Sometimes the promises prove far more difficult than the announcement suggested.

But occasionally the infrastructure works.

And once it works, the market reorganizes around it.

Very few people initially believed reusable orbital rockets could become routine.

Then Falcon boosters started landing.

Few expected one company to deploy thousands of broadband satellites.

Then Starlink became one of the largest satellite networks ever built.

Now Musk is asking investors to believe SpaceX can build AI compute infrastructure measured in double-digit gigawatts.

The smart response is not blind belief.

It is not automatic dismissal either.

It is to ask whether the economics exist to justify the attempt.

SemiAnalysis believes they might.

And Microsoft may be the clearest reason why.
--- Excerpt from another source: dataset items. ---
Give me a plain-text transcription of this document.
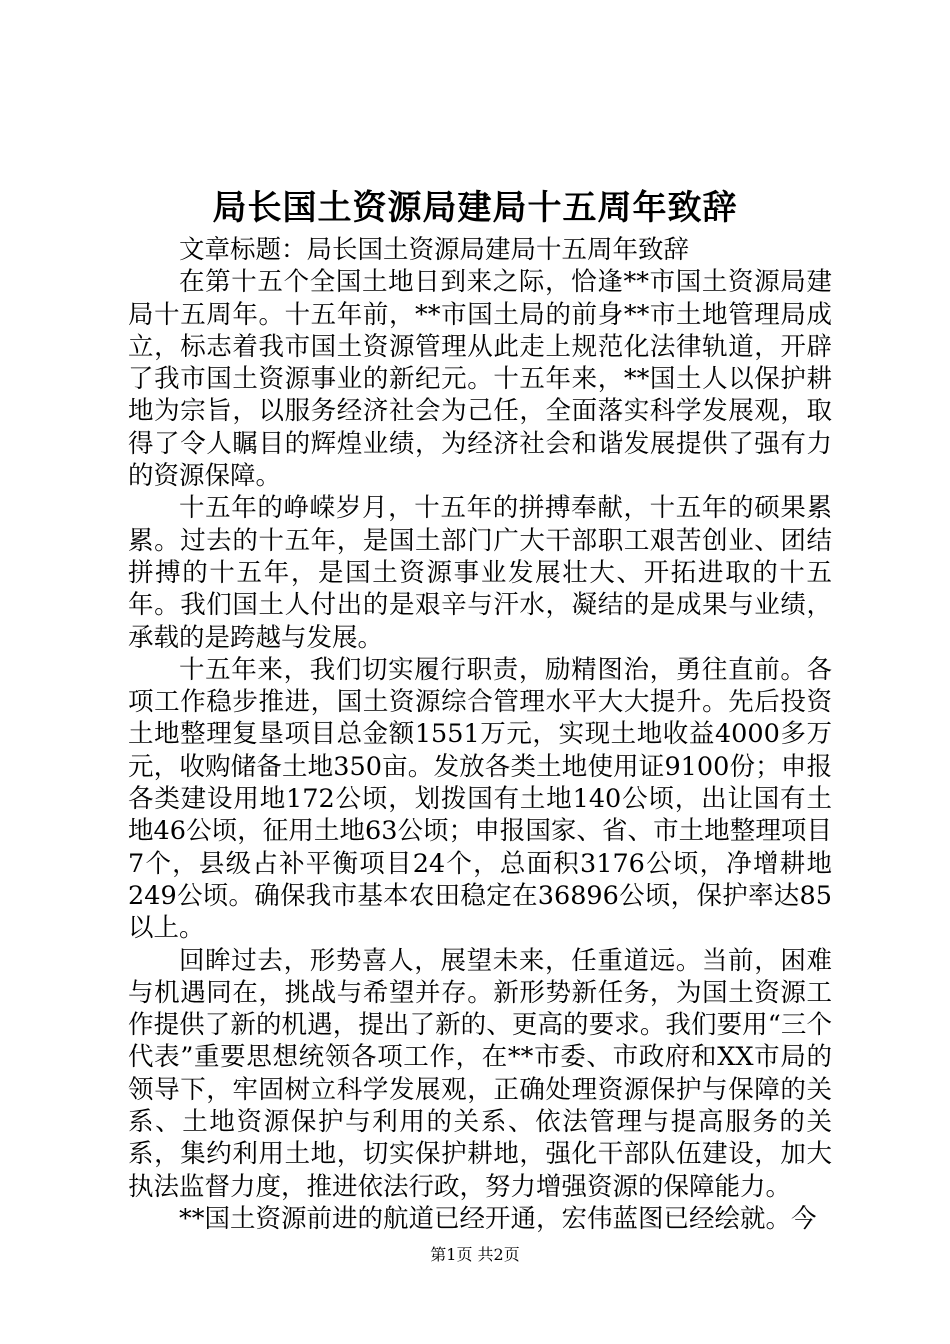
局长国土资源局建局十五周年致辞

文章标题：局长国土资源局建局十五周年致辞

在第十五个全国土地日到来之际，恰逢**市国土资源局建局十五周年。十五年前，**市国土局的前身**市土地管理局成立，标志着我市国土资源管理从此走上规范化法律轨道，开辟了我市国土资源事业的新纪元。十五年来，**国土人以保护耕地为宗旨，以服务经济社会为己任，全面落实科学发展观，取得了令人瞩目的辉煌业绩，为经济社会和谐发展提供了强有力的资源保障。

十五年的峥嵘岁月，十五年的拼搏奉献，十五年的硕果累累。过去的十五年，是国土部门广大干部职工艰苦创业、团结拼搏的十五年，是国土资源事业发展壮大、开拓进取的十五年。我们国土人付出的是艰辛与汗水，凝结的是成果与业绩，承载的是跨越与发展。

十五年来，我们切实履行职责，励精图治，勇往直前。各项工作稳步推进，国土资源综合管理水平大大提升。先后投资土地整理复垦项目总金额1551万元，实现土地收益4000多万元，收购储备土地350亩。发放各类土地使用证9100份；申报各类建设用地172公顷，划拨国有土地140公顷，出让国有土地46公顷，征用土地63公顷；申报国家、省、市土地整理项目7个，县级占补平衡项目24个，总面积3176公顷，净增耕地249公顷。确保我市基本农田稳定在36896公顷，保护率达85以上。

回眸过去，形势喜人，展望未来，任重道远。当前，困难与机遇同在，挑战与希望并存。新形势新任务，为国土资源工作提供了新的机遇，提出了新的、更高的要求。我们要用“三个代表”重要思想统领各项工作，在**市委、市政府和XX市局的领导下，牢固树立科学发展观，正确处理资源保护与保障的关系、土地资源保护与利用的关系、依法管理与提高服务的关系，集约利用土地，切实保护耕地，强化干部队伍建设，加大执法监督力度，推进依法行政，努力增强资源的保障能力。

**国土资源前进的航道已经开通，宏伟蓝图已经绘就。今

第1页 共2页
Because the hidden story of the AI boom is that even the biggest technology companies cannot build physical infrastructure as quickly as software demand is growing.

They can write checks.

They can place GPU orders.

They can sign power contracts.

But they cannot instantly create electricity, substations and cooling capacity.

That creates an opening for anyone capable of delivering compute sooner.

Musk appears to think SpaceX can be that supplier.

And if Microsoft really does need enormous amounts of near-term capacity to support OpenAI workloads and its broader AI ecosystem, the strangest partnership in technology may suddenly make economic sense.

Microsoft—the company that helped fuel OpenAI’s rise.

Buying billions of dollars of AI compute.

From SpaceX.

Owned and controlled by Elon Musk.

Whose xAI is simultaneously competing in the same artificial-intelligence race.

Competitors on the model layer could become partners on the infrastructure layer.

That is how severe the compute shortage may be.

And that may be the biggest sign that Musk’s plan deserves attention.

Not because Elon Musk said 10GW.

Not because analysts assume every Musk target will be reached.

But because when they modeled what that capacity could be worth, they found customers wealthy enough—and possibly desperate enough—to pay for it.

SpaceX spent two decades proving that scarce access to orbit could become an enormous business.

Now Musk may be trying to prove the same thing about scarce access to intelligence.

And if Microsoft eventually becomes one of the companies paying SpaceX for that access, the moment everyone laughed at a 10GW target may look very different in hindsight.

The most dangerous assumption in the AI race may no longer be believing Elon Musk can build too much compute—it may be assuming the world won’t find a way to use all of it.